The last few years for the C.A.R have been nothing short of tumultuous, with the country being subjected to series of attempted coups led by army General Francois Bozize: first in May 2001, then in October 2002 and finally in March 2003. On the third occasion, Patasse was out of the country and, despite the intervention of French troops, Bozize finally seized power. Although Bozize has since been elected as president in May 2005, his rule has brought the country little respite from years of chaos.
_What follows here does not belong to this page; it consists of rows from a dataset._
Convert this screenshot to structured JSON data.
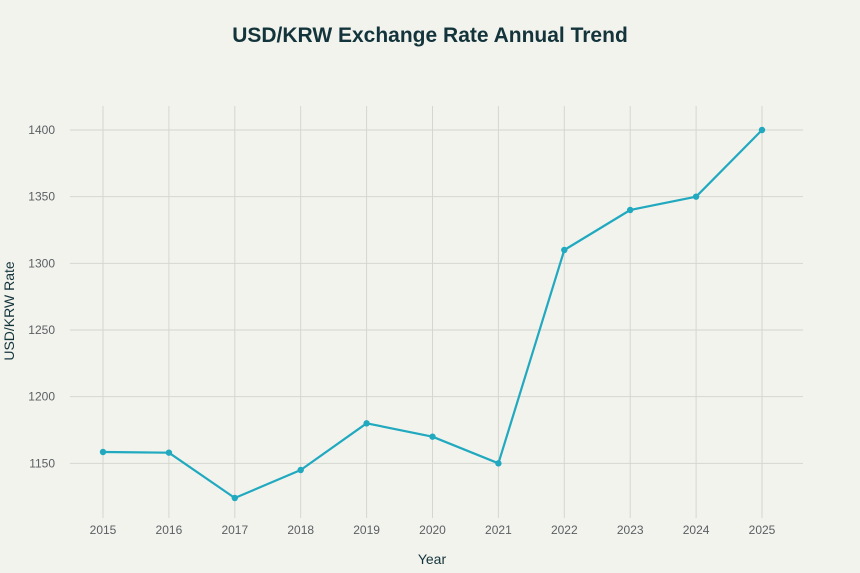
{
  "chart_data": {
    "type": "line",
    "title": "USD/KRW Exchange Rate Annual Trend",
    "xlabel": "Year",
    "ylabel": "USD/KRW Rate",
    "x": [
      "2015",
      "2016",
      "2017",
      "2018",
      "2019",
      "2020",
      "2021",
      "2022",
      "2023",
      "2024",
      "2025"
    ],
    "series": [
      {
        "name": "USD/KRW Rate",
        "color": "#21a9bf",
        "values": [
          1158.5,
          1158.0,
          1124.0,
          1145.0,
          1180.0,
          1170.0,
          1150.0,
          1310.0,
          1340.0,
          1350.0,
          1400.0
        ]
      }
    ],
    "yticks": [
      1150,
      1200,
      1250,
      1300,
      1350,
      1400
    ],
    "ylim": [
      1109,
      1418
    ],
    "grid": true
  }
}
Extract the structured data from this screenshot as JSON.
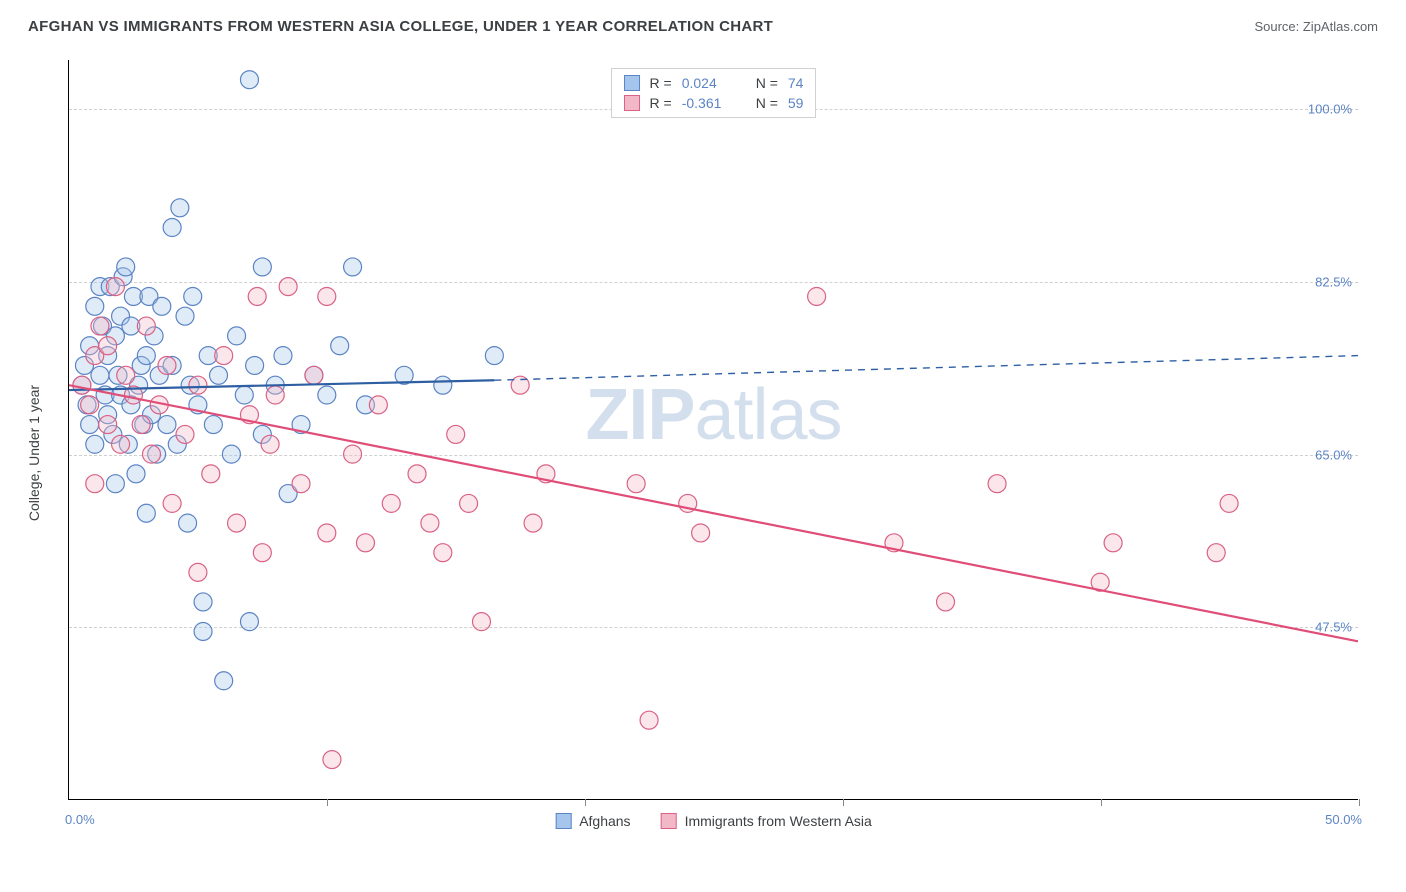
{
  "header": {
    "title": "AFGHAN VS IMMIGRANTS FROM WESTERN ASIA COLLEGE, UNDER 1 YEAR CORRELATION CHART",
    "source": "Source: ZipAtlas.com"
  },
  "chart": {
    "type": "scatter",
    "ylabel": "College, Under 1 year",
    "watermark": "ZIPatlas",
    "background_color": "#ffffff",
    "grid_color": "#d0d0d0",
    "axis_color": "#000000",
    "tick_label_color": "#5b84c4",
    "xlim": [
      0.0,
      50.0
    ],
    "ylim": [
      30.0,
      105.0
    ],
    "xticks": [
      0.0,
      10.0,
      20.0,
      30.0,
      40.0,
      50.0
    ],
    "yticks": [
      47.5,
      65.0,
      82.5,
      100.0
    ],
    "ytick_labels": [
      "47.5%",
      "65.0%",
      "82.5%",
      "100.0%"
    ],
    "xlim_labels": {
      "left": "0.0%",
      "right": "50.0%"
    },
    "marker_radius": 9,
    "marker_fill_opacity": 0.35,
    "series": {
      "afghans": {
        "label": "Afghans",
        "color_fill": "#a6c5ec",
        "color_stroke": "#5b84c4",
        "R": "0.024",
        "N": "74",
        "trend": {
          "solid": {
            "x1": 0.0,
            "y1": 71.5,
            "x2": 16.5,
            "y2": 72.5
          },
          "dashed": {
            "x1": 16.5,
            "y1": 72.5,
            "x2": 50.0,
            "y2": 75.0
          },
          "color": "#2e5fa3",
          "width": 2.2
        },
        "points": [
          [
            0.5,
            72
          ],
          [
            0.6,
            74
          ],
          [
            0.7,
            70
          ],
          [
            0.8,
            76
          ],
          [
            0.8,
            68
          ],
          [
            1.0,
            80
          ],
          [
            1.0,
            66
          ],
          [
            1.2,
            82
          ],
          [
            1.2,
            73
          ],
          [
            1.3,
            78
          ],
          [
            1.4,
            71
          ],
          [
            1.5,
            75
          ],
          [
            1.5,
            69
          ],
          [
            1.6,
            82
          ],
          [
            1.7,
            67
          ],
          [
            1.8,
            77
          ],
          [
            1.8,
            62
          ],
          [
            1.9,
            73
          ],
          [
            2.0,
            79
          ],
          [
            2.0,
            71
          ],
          [
            2.1,
            83
          ],
          [
            2.2,
            84
          ],
          [
            2.3,
            66
          ],
          [
            2.4,
            78
          ],
          [
            2.4,
            70
          ],
          [
            2.5,
            81
          ],
          [
            2.6,
            63
          ],
          [
            2.7,
            72
          ],
          [
            2.8,
            74
          ],
          [
            2.9,
            68
          ],
          [
            3.0,
            75
          ],
          [
            3.0,
            59
          ],
          [
            3.1,
            81
          ],
          [
            3.2,
            69
          ],
          [
            3.3,
            77
          ],
          [
            3.4,
            65
          ],
          [
            3.5,
            73
          ],
          [
            3.6,
            80
          ],
          [
            3.8,
            68
          ],
          [
            4.0,
            74
          ],
          [
            4.0,
            88
          ],
          [
            4.2,
            66
          ],
          [
            4.3,
            90
          ],
          [
            4.5,
            79
          ],
          [
            4.6,
            58
          ],
          [
            4.7,
            72
          ],
          [
            4.8,
            81
          ],
          [
            5.0,
            70
          ],
          [
            5.2,
            47
          ],
          [
            5.2,
            50
          ],
          [
            5.4,
            75
          ],
          [
            5.6,
            68
          ],
          [
            5.8,
            73
          ],
          [
            6.0,
            42
          ],
          [
            6.3,
            65
          ],
          [
            6.5,
            77
          ],
          [
            6.8,
            71
          ],
          [
            7.0,
            48
          ],
          [
            7.0,
            103
          ],
          [
            7.2,
            74
          ],
          [
            7.5,
            67
          ],
          [
            7.5,
            84
          ],
          [
            8.0,
            72
          ],
          [
            8.3,
            75
          ],
          [
            8.5,
            61
          ],
          [
            9.0,
            68
          ],
          [
            9.5,
            73
          ],
          [
            10.0,
            71
          ],
          [
            10.5,
            76
          ],
          [
            11.0,
            84
          ],
          [
            11.5,
            70
          ],
          [
            13.0,
            73
          ],
          [
            14.5,
            72
          ],
          [
            16.5,
            75
          ]
        ]
      },
      "western_asia": {
        "label": "Immigrants from Western Asia",
        "color_fill": "#f3b8c7",
        "color_stroke": "#d96285",
        "R": "-0.361",
        "N": "59",
        "trend": {
          "solid": {
            "x1": 0.0,
            "y1": 72.0,
            "x2": 50.0,
            "y2": 46.0
          },
          "dashed": null,
          "color": "#e04e78",
          "width": 2.2
        },
        "points": [
          [
            0.5,
            72
          ],
          [
            0.8,
            70
          ],
          [
            1.0,
            75
          ],
          [
            1.0,
            62
          ],
          [
            1.2,
            78
          ],
          [
            1.5,
            68
          ],
          [
            1.5,
            76
          ],
          [
            1.8,
            82
          ],
          [
            2.0,
            66
          ],
          [
            2.2,
            73
          ],
          [
            2.5,
            71
          ],
          [
            2.8,
            68
          ],
          [
            3.0,
            78
          ],
          [
            3.2,
            65
          ],
          [
            3.5,
            70
          ],
          [
            3.8,
            74
          ],
          [
            4.0,
            60
          ],
          [
            4.5,
            67
          ],
          [
            5.0,
            53
          ],
          [
            5.0,
            72
          ],
          [
            5.5,
            63
          ],
          [
            6.0,
            75
          ],
          [
            6.5,
            58
          ],
          [
            7.0,
            69
          ],
          [
            7.3,
            81
          ],
          [
            7.5,
            55
          ],
          [
            7.8,
            66
          ],
          [
            8.0,
            71
          ],
          [
            8.5,
            82
          ],
          [
            9.0,
            62
          ],
          [
            9.5,
            73
          ],
          [
            10.0,
            57
          ],
          [
            10.0,
            81
          ],
          [
            10.2,
            34
          ],
          [
            11.0,
            65
          ],
          [
            11.5,
            56
          ],
          [
            12.0,
            70
          ],
          [
            12.5,
            60
          ],
          [
            13.5,
            63
          ],
          [
            14.0,
            58
          ],
          [
            14.5,
            55
          ],
          [
            15.0,
            67
          ],
          [
            15.5,
            60
          ],
          [
            16.0,
            48
          ],
          [
            17.5,
            72
          ],
          [
            18.0,
            58
          ],
          [
            18.5,
            63
          ],
          [
            22.0,
            62
          ],
          [
            22.5,
            38
          ],
          [
            24.0,
            60
          ],
          [
            24.5,
            57
          ],
          [
            29.0,
            81
          ],
          [
            32.0,
            56
          ],
          [
            34.0,
            50
          ],
          [
            36.0,
            62
          ],
          [
            40.5,
            56
          ],
          [
            40.0,
            52
          ],
          [
            44.5,
            55
          ],
          [
            45.0,
            60
          ]
        ]
      }
    },
    "legend_top": [
      {
        "series": "afghans"
      },
      {
        "series": "western_asia"
      }
    ],
    "legend_bottom": [
      "afghans",
      "western_asia"
    ]
  }
}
In recent months, more than 2,000 Central Africans have fled across the border to Chad to escape village raids.
Despite its problems, the C.A.R. has a real chance for prosperity: There are large deposits of diamonds, uranium, gold and manganese; good farmland; adequate rainfall; and a relatively small population.
The main attractions of the Central African Republic are waterfalls, jungles, art, gorillas, butterflies, and Pygmy and other tribal cultures.
Only travelers with lots of experience in developing countries should consider visiting the C.A.R. Better examples of its attractions can be found in other countries.
In a posthumous blow to his famous ego, Bokassa was buried in an unmarked grave in his hometown of Berengo, 50 mi/80 km from Bangui. His final resting place lies amid the crumbling walls of his uninhabited former compound, now almost completely overgrown with weeds. A 13-ft/4-m bronze statue is the only reminder of the legendary ruler's presence. Bokassa is survived by as many as 60 children.
The Pygmies of the C.A.R. are known for their distinctive, intricate harmonies. A great introduction to the music is a French CD titled The Polyphonous Vocals of the Mbenzele Pygmies of CAR (Inedit).
Reportedly, more than half the diamonds produced in the C.A.R. are smuggled out.
To see some of the largest elephants in the world, head to the southeastern corner of the country, along the Oubangui River. It's not an easy or short trip, but elephant lovers will enjoy it.
Near the town of Bouar (230 mi/370 km northwest of Bangui) are the Megaliths, granite monuments built thousands of years ago by an unknown culture.